The African Development Bank on Friday awarded $2 million to 20 African youth-led businesses, a press statement issued by the bank has said.
The initiative, which is in partnership with the Centre on Adaptation and Climate Investment Funds, is a reward for winners in the 2022 African Youth Adaptation Solutions Challenge (YouthADAPT) competition.
The winners of the competition are Flushh, Namibia; Green Impact Technologies, Malawi; AgriTech Analytics, Kenya; Baramoda, Egypt; Cassavita, Cameroon; Ecobarter, Nigeria; Farmer Lifeline Technologies, Kenya; Eurl Algerienne Des Industries Technologiques, Algeria; Lono, Côte d’Ivoire; West African Feeds, Ghana; Kisumeo Organics Limited, Kenya.
Others are Grocircular Agro Services, Nigeria; IRIBA Water Group Ltd, Rwanda; Mpatsa Engineering Company Limited (formerly Sustainable Water Irrigation and Farming Technologies), Malawi; Viva Organica, Botswana; Voltx for Engineering & Industries, Egypt; Agroexpert farming, SenegalPazelgreen Technologies, Nigeria; Akatale On Cloud, Uganda and Multi-Tech Sustainable Solutions (MTTS), Cameroon.
According to the statement which was jointly signed by the three awarding institutions, the participating businesses are scaling innovations in critical social and economic sectors affected by climate change including agriculture, waste management, water resources and sanitation, renewable energy and energy efficiency.
50 per cent of the winning teams are said to be female-led.
“The annual competition invites young entrepreneurs and micro, small, and medium-sized enterprises in Africa to submit innovative solutions and business ideas that can drive climate change adaptation and resilience,” the statement said.
Speaking at the awards ceremony which was held on the sidelines of the ongoing climate summit, COP27, African Development Bank Group President, Akinwumi Adesina, reportedly said Africa’s needs cannot be ignored and that young people must be at the centre of all climate change efforts.
“No young person is too young to engage in climate dialogue. Our young people must be part of the solution. They are creative, dynamic, and engaging. They are futuristic and must be part of the solution for climate adaptation in Africa,” he said.
He added that AfDB would want the youth to speak for Africa and develop solutions for the continent.
Mr Adesina noted that the organisers of the competition hope to double the prize money to accommodate more initiatives.
While he observed that 80 per cent of the winners’ businesses are in agriculture, Mr Adesina said agriculture is the future of Africa.
“As you know, that has been my gospel for many decades. The lowest bar is for Africa to feed itself. The high bar is for Africa to feed the world. Agriculture is a business. I encourage our young people to do three things: Create, Adapt and Prosper. CAP for short.”

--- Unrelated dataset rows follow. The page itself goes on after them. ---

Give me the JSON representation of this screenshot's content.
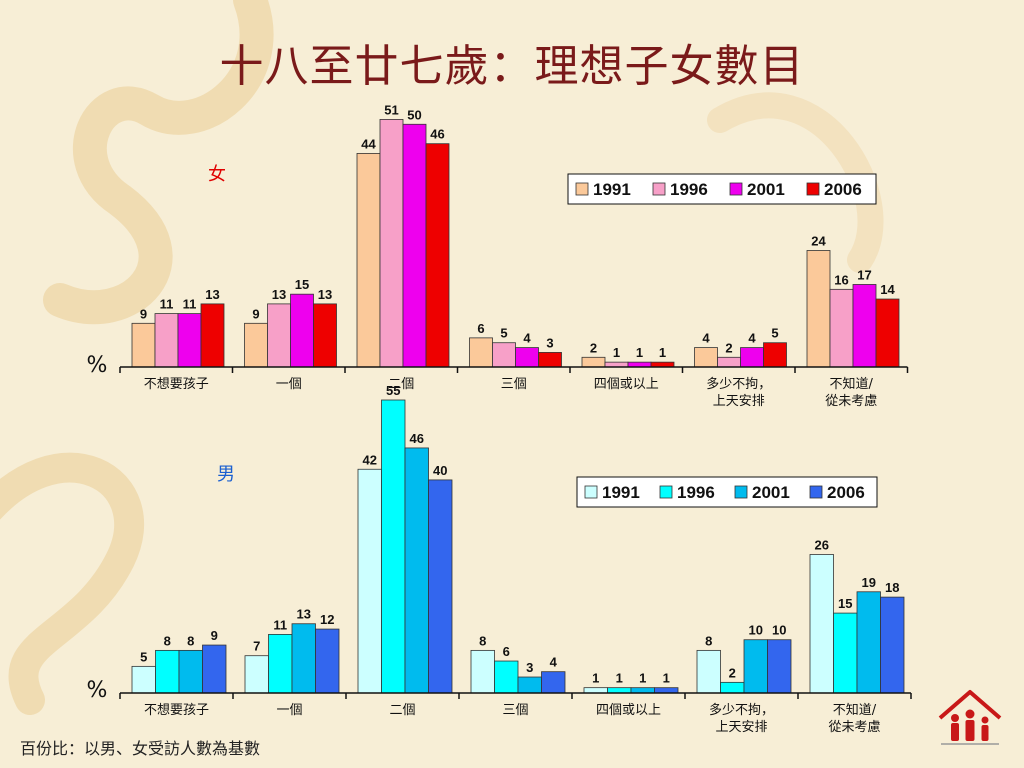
{
  "title": "十八至廿七歲：理想子女數目",
  "footnote": "百份比：以男、女受訪人數為基數",
  "chart_data": [
    {
      "type": "bar",
      "label": "女",
      "label_color": "#e00000",
      "unit_label": "%",
      "categories": [
        "不想要孩子",
        "一個",
        "二個",
        "三個",
        "四個或以上",
        "多少不拘，\n上天安排",
        "不知道/\n從未考慮"
      ],
      "series": [
        {
          "name": "1991",
          "color": "#fbc99a",
          "values": [
            9,
            9,
            44,
            6,
            2,
            4,
            24
          ]
        },
        {
          "name": "1996",
          "color": "#f7a0c8",
          "values": [
            11,
            13,
            51,
            5,
            1,
            2,
            16
          ]
        },
        {
          "name": "2001",
          "color": "#ee00ee",
          "values": [
            11,
            15,
            50,
            4,
            1,
            4,
            17
          ]
        },
        {
          "name": "2006",
          "color": "#ee0000",
          "values": [
            13,
            13,
            46,
            3,
            1,
            5,
            14
          ]
        }
      ],
      "ylim": [
        0,
        55
      ],
      "legend": "top-right"
    },
    {
      "type": "bar",
      "label": "男",
      "label_color": "#1a5fd0",
      "unit_label": "%",
      "categories": [
        "不想要孩子",
        "一個",
        "二個",
        "三個",
        "四個或以上",
        "多少不拘，\n上天安排",
        "不知道/\n從未考慮"
      ],
      "series": [
        {
          "name": "1991",
          "color": "#ccffff",
          "values": [
            5,
            7,
            42,
            8,
            1,
            8,
            26
          ]
        },
        {
          "name": "1996",
          "color": "#00ffff",
          "values": [
            8,
            11,
            55,
            6,
            1,
            2,
            15
          ]
        },
        {
          "name": "2001",
          "color": "#00bbee",
          "values": [
            8,
            13,
            46,
            3,
            1,
            10,
            19
          ]
        },
        {
          "name": "2006",
          "color": "#3366ee",
          "values": [
            9,
            12,
            40,
            4,
            1,
            10,
            18
          ]
        }
      ],
      "ylim": [
        0,
        55
      ],
      "legend": "top-right"
    }
  ]
}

Meanwhile, Norway’s Minister of International Development, Anne Tvinnereim, commended the enthusiasm that the competition generated, adding that it is important to tailor climate solutions that could be scaled up for the various communities.

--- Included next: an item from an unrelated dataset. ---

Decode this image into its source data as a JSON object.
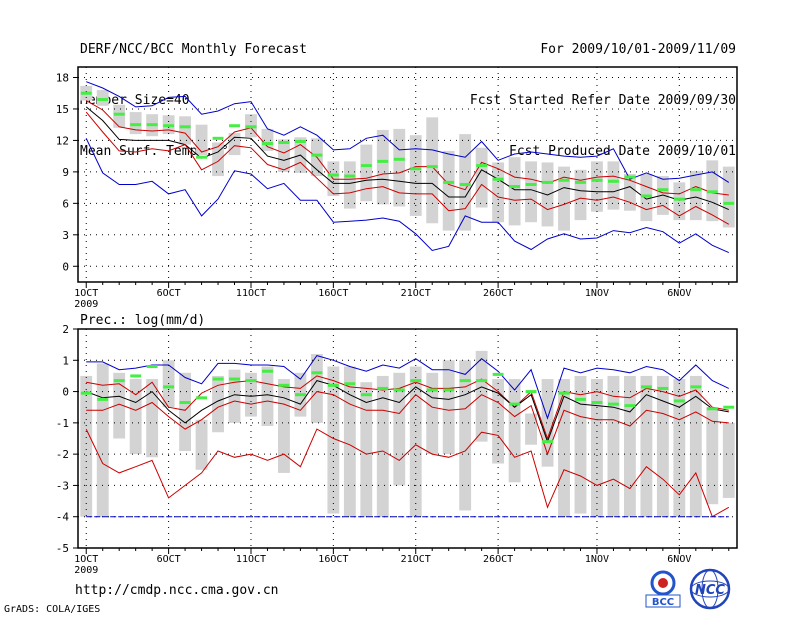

“Adaptation is good business. But it needs to be at scale. And that is exactly what the Africa Adaptation Acceleration Program (AAAP) does. The AAAP is mobilising $25 billion over five years to scale up and accelerate climate adaptation actions across Africa. And one of its four pillars is the YouthADAPT flagship program,” CEO Global Center on Adaptation Patrick Verkooijen, said.